When I work with people on their finances, many times, someone will say, "I wish I would have started this a long time ago." This month's newsletter is about starting as early as possible with our financial education, financial habits and even our investments leading to a better future for you AND your family. Let's take a look at how a life can take a very different turn with an early start.
Let's start with the couple that brings their newborn baby home from the hospital. What should they do? Go to socialsecurity.gov, register and identify your survivor benefits. Those benefits kick in for your child and your spouse if you were to die and they are free based on you paying into the social security program. Based on how many children you have, that free life insurance could be more than $500,000!
Next, put that newborn baby on your credit card as an authorized user. Why? They will end up with a very high credit score by the time they hit 18 and are ready to enter the world. There are a couple of caveats though. This is smart if you have good credit. If you don't, avoid this. They will send a credit card to your newborn and even as they reach the teenage years. Just cut it up. You help them, they cannot hurt you.
Next, add to YOUR financial education so you can teach your children or grandchildren as they age. Make sure you are learning from the right people, which means avoiding anyone who sells products like an insurance agent or fee based financial advisor. Find the right teachers and never stop learning! It will be up to you to teach those kids before they hit the cold, hard, tough streets. Start here.
Will you need life insurance? Maybe, based on how much free insurance you already have. Do you have a free benefit at work? If so, how much is it. How much do you have in those Social Security survivor benefits? Add up those monthly amounts, take it by 12, and then by the amount of years they have before they graduate. If you still feel that you need more life insurance, proceed to the next steps.
Let's say you both have $500,000 at Social Security and the primary earner decides she needs $1,000,000 total. Go to term4sale.com and see how much an extra $500,000 would cost taking the children through high school and college if you like. A quick check showed a cost of $15 a month on a 20-year level term (premium does not change) on $500,000 for a 25 year old female. That death benefit is tax free by the way.

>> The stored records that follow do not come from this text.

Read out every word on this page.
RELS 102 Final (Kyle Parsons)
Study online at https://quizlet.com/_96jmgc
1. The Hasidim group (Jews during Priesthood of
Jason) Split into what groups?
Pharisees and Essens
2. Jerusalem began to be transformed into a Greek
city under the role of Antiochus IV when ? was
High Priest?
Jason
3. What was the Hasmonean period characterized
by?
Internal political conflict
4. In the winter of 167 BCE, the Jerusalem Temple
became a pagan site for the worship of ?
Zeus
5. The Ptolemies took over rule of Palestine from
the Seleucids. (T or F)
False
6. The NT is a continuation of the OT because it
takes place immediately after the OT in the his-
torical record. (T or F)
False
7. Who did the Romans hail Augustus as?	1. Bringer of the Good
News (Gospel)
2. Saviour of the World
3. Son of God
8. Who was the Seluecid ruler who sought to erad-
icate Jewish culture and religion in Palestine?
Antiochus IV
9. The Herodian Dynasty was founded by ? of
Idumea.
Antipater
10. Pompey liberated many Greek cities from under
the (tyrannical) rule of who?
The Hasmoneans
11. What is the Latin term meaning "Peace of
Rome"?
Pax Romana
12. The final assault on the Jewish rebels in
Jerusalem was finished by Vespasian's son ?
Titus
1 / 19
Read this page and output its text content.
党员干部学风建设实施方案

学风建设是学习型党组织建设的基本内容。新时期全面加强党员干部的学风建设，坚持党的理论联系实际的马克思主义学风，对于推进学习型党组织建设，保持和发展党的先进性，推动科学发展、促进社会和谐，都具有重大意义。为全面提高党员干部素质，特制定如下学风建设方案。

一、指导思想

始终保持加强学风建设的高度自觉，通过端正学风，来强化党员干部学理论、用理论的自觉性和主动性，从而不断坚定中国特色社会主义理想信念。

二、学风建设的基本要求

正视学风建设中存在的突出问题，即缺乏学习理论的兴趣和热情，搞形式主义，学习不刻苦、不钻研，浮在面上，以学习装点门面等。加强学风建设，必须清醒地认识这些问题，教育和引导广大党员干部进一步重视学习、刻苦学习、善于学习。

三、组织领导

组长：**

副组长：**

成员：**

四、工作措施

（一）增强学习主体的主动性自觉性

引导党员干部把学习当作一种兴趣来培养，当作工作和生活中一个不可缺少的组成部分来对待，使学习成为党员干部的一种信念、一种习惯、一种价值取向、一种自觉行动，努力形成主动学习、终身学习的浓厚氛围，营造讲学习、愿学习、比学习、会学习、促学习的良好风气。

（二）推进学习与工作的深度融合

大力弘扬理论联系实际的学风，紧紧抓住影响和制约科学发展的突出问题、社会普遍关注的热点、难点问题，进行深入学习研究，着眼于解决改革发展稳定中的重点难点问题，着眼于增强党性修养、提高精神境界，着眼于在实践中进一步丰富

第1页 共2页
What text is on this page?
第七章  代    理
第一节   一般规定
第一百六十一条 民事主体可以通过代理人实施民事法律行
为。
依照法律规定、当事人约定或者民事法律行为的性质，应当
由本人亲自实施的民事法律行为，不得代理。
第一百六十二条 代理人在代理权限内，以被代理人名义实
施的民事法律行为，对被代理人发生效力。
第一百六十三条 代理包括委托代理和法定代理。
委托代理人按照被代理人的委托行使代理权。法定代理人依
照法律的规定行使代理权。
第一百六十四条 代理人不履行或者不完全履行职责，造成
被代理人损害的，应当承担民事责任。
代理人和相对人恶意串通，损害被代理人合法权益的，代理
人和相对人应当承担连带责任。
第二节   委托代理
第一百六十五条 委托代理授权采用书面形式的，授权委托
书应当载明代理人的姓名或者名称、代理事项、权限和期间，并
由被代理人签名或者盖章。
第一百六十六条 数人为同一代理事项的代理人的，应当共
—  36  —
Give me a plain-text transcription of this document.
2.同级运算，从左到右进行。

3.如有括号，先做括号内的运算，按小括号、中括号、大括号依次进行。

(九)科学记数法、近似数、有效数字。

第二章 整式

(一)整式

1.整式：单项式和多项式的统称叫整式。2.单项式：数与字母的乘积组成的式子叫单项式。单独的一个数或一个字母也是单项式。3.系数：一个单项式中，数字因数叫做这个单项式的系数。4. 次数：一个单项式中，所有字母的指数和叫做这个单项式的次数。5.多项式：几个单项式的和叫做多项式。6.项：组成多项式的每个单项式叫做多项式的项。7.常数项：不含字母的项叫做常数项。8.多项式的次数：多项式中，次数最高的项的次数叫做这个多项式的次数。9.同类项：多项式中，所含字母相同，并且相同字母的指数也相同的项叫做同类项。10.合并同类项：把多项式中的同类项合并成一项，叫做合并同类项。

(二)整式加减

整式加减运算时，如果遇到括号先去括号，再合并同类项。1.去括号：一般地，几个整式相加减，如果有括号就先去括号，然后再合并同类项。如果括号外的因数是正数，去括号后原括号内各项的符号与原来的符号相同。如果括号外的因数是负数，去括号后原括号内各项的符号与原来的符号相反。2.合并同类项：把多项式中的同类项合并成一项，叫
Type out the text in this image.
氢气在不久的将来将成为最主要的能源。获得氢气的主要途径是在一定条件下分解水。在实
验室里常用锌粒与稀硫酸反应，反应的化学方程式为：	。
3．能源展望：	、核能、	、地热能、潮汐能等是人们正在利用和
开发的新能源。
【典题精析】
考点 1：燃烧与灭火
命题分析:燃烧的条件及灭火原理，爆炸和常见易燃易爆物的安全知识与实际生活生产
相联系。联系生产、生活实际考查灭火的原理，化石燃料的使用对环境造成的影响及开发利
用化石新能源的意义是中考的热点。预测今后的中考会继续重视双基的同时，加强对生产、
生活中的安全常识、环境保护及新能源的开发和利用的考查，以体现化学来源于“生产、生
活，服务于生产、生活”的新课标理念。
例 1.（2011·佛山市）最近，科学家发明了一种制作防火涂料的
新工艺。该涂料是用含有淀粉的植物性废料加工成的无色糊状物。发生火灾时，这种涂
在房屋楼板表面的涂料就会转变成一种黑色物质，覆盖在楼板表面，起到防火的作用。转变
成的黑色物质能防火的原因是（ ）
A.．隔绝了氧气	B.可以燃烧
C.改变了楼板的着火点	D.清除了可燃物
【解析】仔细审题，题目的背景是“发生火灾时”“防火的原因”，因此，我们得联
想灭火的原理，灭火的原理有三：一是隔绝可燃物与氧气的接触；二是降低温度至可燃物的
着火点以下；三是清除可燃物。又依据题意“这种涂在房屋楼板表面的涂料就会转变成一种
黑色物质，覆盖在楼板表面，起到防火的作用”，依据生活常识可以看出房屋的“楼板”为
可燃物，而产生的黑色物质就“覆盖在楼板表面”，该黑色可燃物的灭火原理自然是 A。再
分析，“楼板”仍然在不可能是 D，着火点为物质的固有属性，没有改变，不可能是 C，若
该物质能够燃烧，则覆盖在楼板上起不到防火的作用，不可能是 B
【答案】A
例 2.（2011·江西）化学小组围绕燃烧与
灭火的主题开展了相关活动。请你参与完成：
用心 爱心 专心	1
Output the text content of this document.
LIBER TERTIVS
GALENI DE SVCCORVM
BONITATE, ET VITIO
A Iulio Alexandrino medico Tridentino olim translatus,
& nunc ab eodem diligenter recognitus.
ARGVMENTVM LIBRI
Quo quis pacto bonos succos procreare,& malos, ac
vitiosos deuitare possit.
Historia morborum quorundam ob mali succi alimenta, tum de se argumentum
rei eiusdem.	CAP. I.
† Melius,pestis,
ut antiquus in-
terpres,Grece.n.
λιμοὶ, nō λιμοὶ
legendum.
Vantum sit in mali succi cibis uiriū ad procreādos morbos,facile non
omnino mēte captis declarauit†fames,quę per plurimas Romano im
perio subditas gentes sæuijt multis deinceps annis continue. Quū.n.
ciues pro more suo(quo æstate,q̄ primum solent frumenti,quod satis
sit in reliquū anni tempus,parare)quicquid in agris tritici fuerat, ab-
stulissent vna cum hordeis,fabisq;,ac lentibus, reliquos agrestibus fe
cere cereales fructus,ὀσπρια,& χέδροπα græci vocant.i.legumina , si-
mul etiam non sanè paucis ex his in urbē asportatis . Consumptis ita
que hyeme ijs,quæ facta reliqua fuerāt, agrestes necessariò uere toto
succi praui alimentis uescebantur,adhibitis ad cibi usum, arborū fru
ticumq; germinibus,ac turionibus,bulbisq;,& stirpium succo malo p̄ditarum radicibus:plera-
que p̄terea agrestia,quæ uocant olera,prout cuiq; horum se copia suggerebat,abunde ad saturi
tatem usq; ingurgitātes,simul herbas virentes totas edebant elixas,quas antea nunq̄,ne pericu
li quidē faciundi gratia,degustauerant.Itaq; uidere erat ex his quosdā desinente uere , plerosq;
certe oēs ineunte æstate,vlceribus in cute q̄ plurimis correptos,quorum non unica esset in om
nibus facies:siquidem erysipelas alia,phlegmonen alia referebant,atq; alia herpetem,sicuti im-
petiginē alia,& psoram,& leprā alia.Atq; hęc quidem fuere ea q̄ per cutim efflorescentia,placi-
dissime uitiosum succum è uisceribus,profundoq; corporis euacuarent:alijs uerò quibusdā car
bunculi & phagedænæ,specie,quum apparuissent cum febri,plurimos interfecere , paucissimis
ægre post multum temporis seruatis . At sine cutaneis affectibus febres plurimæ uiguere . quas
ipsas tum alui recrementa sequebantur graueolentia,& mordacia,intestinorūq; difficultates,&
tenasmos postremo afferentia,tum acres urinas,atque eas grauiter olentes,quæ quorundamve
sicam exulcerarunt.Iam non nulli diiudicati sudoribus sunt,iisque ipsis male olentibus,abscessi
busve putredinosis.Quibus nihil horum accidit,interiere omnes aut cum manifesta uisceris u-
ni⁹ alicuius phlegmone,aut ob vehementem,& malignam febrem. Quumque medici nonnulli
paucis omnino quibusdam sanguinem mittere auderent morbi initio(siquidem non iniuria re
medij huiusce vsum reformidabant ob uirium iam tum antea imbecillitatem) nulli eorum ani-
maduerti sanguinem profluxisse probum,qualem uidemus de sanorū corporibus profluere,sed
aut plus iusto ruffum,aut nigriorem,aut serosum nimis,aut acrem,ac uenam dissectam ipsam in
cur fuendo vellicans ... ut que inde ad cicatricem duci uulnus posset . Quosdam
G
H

That might make sense to some folks, but here is what you do not do. Do not buy crappy whole life insurance, which will cost you about 10 times the amount in premiums. That money should be going into stock index funds in a retirement plan at work, a Roth IRA outside of work and even a brokerage for you and/or your child. That's right you can start investing in low cost stock index funds for a 1 month old!
Let's take a step back to cover something that should be avoided at all times. DO NOT buy life insurance on children. Instead, invest that money in a 529 College Savings Plan and/or a brokerage that would be in your name, but earmarked for their future. There is an opportunity cost when buying crappy whole life insurance policies. That money can work much better somewhere else for that child's future.
Let's say you have gotten smart on investing and that means you are putting a large chunk of money into your 401(k), buying low fee stock index funds. You do the same with a Roth IRA at a place like Vanguard. You also put your savings and other stock index funds in a brokerage at Vanguard. Well done, but now you can open up a separate brokerage in your name, to invest for your child at one month old!
You could get started with say $100 if you like as you buy an Exchange Traded Fund (ETF) like VTI and/or VBR. You could then feed those ETFs every month while they are growing up with that same $100. What would they have in 19 years at a 10%rate of return (VTI has averaged 10.69% and VBR has averaged 13.61%)? $68,141 is the number. What about $200 a month? $136,283 is the number now.
That is a very small number compared to what it could be. Let's say you do the $200 a month thing, but also add in other money into the account over the years as you spend less on stuff and invest more in them. That means cash at birthdays and Christmas. That means telling grandma and grandpa stuff is not needed, investments are. This includes taking gifts and at least half of their income and investing it.
What does it look like if you are able to average $4,800 a year instead of $2,400? $271,343 is the number. What if you were able to average $10,000 a year? $563,973 is the new number! Big numbers come from adding up small numbers over time. It comes down to putting their future ahead of buying more stuff that they do not need. Now, are we done? Nope. The child needs to be involved.
We want the child to be active in designing their future. That means they become educated by the right people leading up to entering a very unforgiving world. They send at least 50% of their gift money to their investment portfolio in the brokerage. They send at least 50% of their earned income to that same portfolio. They see the value of saving and investing now. You might open up a custodian Roth IRA.
Whether that child enters the world with $50,000 or $500,000, they are going to have a big leg up on their peers. Maybe they use some of that money for college, avoiding debt. Maybe they keep it invested and start working immediately doing something they enjoy, again avoiding debt. This opens up so many possibilities that all started with that initial investment and the habit to continue saving over time. Now go!
Your Child/Grandchild can be the Designer of THEIR life!